Teacher of the Month: Kelly Knarr


Photo by Melissa Redlich

Mrs. Knarr is shown holding her “Teacher of the Month” certificate. She loves teaching AP Lang and English 10, and has been at WCHS for 21 years.

By Melissa Redlich, Features Editor

Favored by many, beloved by all, Kelly Knarr is one of the many fantastic English teachers at WCHS. When sitting in Mrs. Knarr’s class, parallelism, asyndeton and logos no longer seem mundane.

Knarr graduated from St. Joseph’s University with a double minor in Spanish and secondary education. She then went on to receive a master’s degree in English literature from the University of Maryland, as well as her teaching certificate. 

When she was a child, Mrs. Knarr always enjoyed reading and English classes. After moving as a junior in high school from an all-girls Catholic private school in California to Sherwood High School in Montgomery County, Md., Knarr was able to learn from great teachers in MCPS. She believes her desire to teach public school English stemmed from her experience with her favorite high school teachers. 

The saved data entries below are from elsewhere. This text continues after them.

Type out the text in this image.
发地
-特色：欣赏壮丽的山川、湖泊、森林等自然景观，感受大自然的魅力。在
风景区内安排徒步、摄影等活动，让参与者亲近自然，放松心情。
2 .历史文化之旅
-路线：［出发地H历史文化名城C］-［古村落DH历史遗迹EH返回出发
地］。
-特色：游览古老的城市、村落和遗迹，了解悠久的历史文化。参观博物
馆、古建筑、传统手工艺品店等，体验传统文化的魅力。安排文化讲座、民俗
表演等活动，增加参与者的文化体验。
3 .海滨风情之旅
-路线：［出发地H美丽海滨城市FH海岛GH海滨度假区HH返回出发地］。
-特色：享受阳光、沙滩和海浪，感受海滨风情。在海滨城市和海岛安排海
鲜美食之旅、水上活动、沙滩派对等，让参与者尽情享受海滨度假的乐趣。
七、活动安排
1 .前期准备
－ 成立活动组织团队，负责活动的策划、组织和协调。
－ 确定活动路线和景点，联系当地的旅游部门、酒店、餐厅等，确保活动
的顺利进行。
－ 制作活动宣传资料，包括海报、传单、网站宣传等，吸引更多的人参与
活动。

“I always liked working with my peers and I loved English. When I was in college and studying English, a neighbor of my parents said, ‘I wish I had gotten my teaching certificate when I was in college, so that I had the ability to be a teacher,’” Mrs. Knarr said. “I thought this was probably a really good idea, so in college, I double minored in Spanish and secondary education, and ended up falling in love with teaching.”

Mrs. Knarr’s love for teaching high schoolers is obvious to her students, which is one of the many reasons students admire her. 

“The way Mrs. Knarr teaches the information, no matter how mundane, it is always interesting for me because she makes everything so easy to understand,” WCHS junior Ava Levin said.

COVID-19 helped Knarr realize what makes teaching so gratifying for her. 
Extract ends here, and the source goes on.